Canadian cannabis company Aurora Cannabis Inc ACB reported fourth-quarter results Wednesday that fell short of the company's own expectations and received a mixed review from two Street analysts.
The Analysts
Canaccord Genuity analyst Matt Bottomley maintained a Speculative Buy on Aurora's Toronto-listed stock with an unchanged CA$13.50 price target.
Bank of America Merrill Lynch analyst Christopher Carey maintained at Neutral with an unchanged CA$11 price target.
Canaccord: Impressive Growth Metrics
Aurora's earnings report was mostly in-line with expectations and signaled impressive growth, Bottomley said in a Wednesday note.

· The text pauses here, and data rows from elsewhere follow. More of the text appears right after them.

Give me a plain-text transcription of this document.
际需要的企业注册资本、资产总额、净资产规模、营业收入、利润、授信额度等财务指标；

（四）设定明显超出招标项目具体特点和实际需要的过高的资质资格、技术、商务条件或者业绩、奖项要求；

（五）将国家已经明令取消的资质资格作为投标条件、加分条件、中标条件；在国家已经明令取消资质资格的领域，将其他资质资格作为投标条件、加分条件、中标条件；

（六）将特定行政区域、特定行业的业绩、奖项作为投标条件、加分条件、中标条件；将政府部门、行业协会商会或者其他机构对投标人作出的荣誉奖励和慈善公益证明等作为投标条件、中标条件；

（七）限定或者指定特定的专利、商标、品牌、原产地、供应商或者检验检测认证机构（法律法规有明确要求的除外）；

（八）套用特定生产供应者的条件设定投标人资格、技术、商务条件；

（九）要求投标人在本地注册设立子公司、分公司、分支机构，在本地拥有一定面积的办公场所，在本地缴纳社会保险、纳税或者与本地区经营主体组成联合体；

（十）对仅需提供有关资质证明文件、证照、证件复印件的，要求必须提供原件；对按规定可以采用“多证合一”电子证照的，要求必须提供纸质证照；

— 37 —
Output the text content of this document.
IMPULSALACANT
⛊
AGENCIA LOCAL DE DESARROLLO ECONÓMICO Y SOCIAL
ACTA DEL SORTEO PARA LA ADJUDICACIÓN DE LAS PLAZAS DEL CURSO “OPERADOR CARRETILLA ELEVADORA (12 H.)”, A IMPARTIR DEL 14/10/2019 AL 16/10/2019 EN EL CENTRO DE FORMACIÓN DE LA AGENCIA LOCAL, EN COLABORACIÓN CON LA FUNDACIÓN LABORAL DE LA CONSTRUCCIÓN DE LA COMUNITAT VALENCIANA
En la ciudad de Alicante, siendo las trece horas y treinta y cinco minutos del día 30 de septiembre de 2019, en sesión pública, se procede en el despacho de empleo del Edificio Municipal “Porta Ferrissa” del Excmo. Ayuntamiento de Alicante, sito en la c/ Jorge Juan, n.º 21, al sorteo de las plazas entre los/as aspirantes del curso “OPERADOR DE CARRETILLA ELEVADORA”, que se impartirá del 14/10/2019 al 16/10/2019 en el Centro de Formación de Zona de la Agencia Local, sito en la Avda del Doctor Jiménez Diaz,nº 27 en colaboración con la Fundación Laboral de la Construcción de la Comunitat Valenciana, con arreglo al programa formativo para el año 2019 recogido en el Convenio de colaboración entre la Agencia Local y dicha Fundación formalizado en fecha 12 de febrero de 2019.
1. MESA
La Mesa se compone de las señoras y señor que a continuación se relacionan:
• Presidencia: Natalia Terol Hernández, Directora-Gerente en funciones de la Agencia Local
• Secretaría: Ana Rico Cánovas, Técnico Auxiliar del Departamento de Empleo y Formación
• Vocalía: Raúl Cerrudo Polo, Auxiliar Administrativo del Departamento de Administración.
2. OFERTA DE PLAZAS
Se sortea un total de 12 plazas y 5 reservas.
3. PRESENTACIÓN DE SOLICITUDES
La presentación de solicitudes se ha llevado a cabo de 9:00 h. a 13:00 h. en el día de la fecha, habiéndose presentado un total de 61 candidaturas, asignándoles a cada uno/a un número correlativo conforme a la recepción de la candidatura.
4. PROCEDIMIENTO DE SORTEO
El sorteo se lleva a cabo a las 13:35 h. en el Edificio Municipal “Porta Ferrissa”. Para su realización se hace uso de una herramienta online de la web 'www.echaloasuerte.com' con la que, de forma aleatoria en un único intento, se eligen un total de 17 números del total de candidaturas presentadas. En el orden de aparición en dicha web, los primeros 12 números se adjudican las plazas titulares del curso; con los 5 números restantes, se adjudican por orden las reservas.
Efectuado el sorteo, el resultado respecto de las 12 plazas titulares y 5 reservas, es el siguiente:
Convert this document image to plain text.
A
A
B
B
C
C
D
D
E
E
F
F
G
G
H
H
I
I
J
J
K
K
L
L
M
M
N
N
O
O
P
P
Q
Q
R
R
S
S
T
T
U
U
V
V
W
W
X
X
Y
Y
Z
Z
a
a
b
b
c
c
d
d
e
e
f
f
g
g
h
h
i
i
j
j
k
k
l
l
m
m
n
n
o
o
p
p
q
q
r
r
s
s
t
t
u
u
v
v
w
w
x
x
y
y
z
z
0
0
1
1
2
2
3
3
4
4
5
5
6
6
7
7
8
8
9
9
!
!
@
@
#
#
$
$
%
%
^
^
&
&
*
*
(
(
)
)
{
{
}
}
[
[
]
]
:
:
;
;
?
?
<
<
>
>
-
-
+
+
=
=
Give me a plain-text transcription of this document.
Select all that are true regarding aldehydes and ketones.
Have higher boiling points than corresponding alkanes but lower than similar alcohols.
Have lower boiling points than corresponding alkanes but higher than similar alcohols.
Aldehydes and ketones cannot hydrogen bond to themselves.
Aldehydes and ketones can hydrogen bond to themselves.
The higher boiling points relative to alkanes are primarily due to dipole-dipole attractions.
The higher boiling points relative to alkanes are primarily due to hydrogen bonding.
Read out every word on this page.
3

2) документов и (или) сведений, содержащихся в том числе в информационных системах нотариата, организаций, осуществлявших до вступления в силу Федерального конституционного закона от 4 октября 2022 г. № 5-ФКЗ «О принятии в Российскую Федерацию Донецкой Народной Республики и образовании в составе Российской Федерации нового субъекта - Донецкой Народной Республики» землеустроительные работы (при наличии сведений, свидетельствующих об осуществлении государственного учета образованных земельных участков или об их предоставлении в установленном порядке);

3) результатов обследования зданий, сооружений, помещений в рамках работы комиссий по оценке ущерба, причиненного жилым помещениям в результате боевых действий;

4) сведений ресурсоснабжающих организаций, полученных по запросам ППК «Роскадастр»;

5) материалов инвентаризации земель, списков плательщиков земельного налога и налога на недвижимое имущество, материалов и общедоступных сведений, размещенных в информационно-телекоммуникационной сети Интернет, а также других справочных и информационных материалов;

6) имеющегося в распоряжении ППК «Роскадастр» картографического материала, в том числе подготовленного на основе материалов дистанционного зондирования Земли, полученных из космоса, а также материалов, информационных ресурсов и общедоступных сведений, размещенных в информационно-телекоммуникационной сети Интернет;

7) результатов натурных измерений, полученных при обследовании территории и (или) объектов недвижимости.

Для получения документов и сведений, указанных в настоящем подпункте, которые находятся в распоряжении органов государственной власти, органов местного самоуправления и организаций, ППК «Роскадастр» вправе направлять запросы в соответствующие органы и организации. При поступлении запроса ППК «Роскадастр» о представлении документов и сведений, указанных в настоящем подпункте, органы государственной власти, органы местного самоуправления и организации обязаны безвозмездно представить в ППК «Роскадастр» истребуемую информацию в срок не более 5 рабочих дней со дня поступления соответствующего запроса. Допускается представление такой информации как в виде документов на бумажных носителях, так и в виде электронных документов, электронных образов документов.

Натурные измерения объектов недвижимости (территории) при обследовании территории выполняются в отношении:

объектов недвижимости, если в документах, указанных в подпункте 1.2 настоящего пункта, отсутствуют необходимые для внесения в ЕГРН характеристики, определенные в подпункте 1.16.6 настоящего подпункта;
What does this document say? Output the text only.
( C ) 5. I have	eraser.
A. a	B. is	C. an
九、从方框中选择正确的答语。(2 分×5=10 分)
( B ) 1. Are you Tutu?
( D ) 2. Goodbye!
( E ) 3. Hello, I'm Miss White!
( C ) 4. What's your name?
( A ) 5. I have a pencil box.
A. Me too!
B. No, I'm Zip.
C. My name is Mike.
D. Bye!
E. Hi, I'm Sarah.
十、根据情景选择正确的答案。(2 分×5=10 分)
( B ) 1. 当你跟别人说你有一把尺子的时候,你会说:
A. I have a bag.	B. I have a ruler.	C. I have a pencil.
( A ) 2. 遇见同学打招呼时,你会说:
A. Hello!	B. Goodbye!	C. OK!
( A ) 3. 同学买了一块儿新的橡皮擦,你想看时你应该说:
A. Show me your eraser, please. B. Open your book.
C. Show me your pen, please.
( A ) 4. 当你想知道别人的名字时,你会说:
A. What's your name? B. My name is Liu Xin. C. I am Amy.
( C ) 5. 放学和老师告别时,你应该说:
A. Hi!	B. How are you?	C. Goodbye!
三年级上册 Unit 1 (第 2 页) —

Revenue of CA$98.9 million fell short of expectations, but that could be attributed to a higher-than-expected proportion of revenues from the ancillary business that ended up servicing the company directly, which resulted in intercompany eliminations to revenue, the analyst said.
On the other hand, cannabis net sales of CA$94.6 million rose 61% from the prior quarter and beat expectations of CA$92.7 million, he said.
Coupled with an 86% increase in cannabis harvested to 29,034 kg, the company likely boasts the highest market share across Canada, Bottomley said.
Looking forward, Aurora should be able to expand production to around 38,000 kg per quarter, which represents nearly CA$200 million of potential revenue at current prices, the analyst said.
Finally, Aurora's CA$114 million of inventory on hand should give it the ability to compete in the "Cannabis 2.0 market" as new products like edibles come online in the coming months, according to Canaccord.
Related Link: Tim Seymour Previews Aurora Cannabis Earnings
BofA: Cash Burn A Concern
Aurora's earnings includes some positive takeaways, including cannabis net revenue growth of 61% on a 94% increase in kilograms sold, Carey said in a Thursday note.
Yet the company missed its own revenue expectations, which were detailed to investors in August, the analyst said.
Granted, the revenue miss wasn't that large, but it could "dent confidence" in any go-forward expectations, he said.
In fact, Aurora shied away from issuing any guidance for the new fiscal year, other than it expects EBITDA to "improve" in the future, Carey said.
Free cash flow during the quarter worsened from negative CA$151 million in the prior quarter to negative CA$172 million, while capex spend moved higher.
Firsthand conversations with Aurora's management suggested there will be "sustained spending," the analyst said.
The company may need to seek new financing via its $400-million money equity provision, which would dilute the stock further, according to BofA.
Price Action
U.S.-listed Aurora shares were trading down 8.42% at $5.92 at the time of publication Thursday.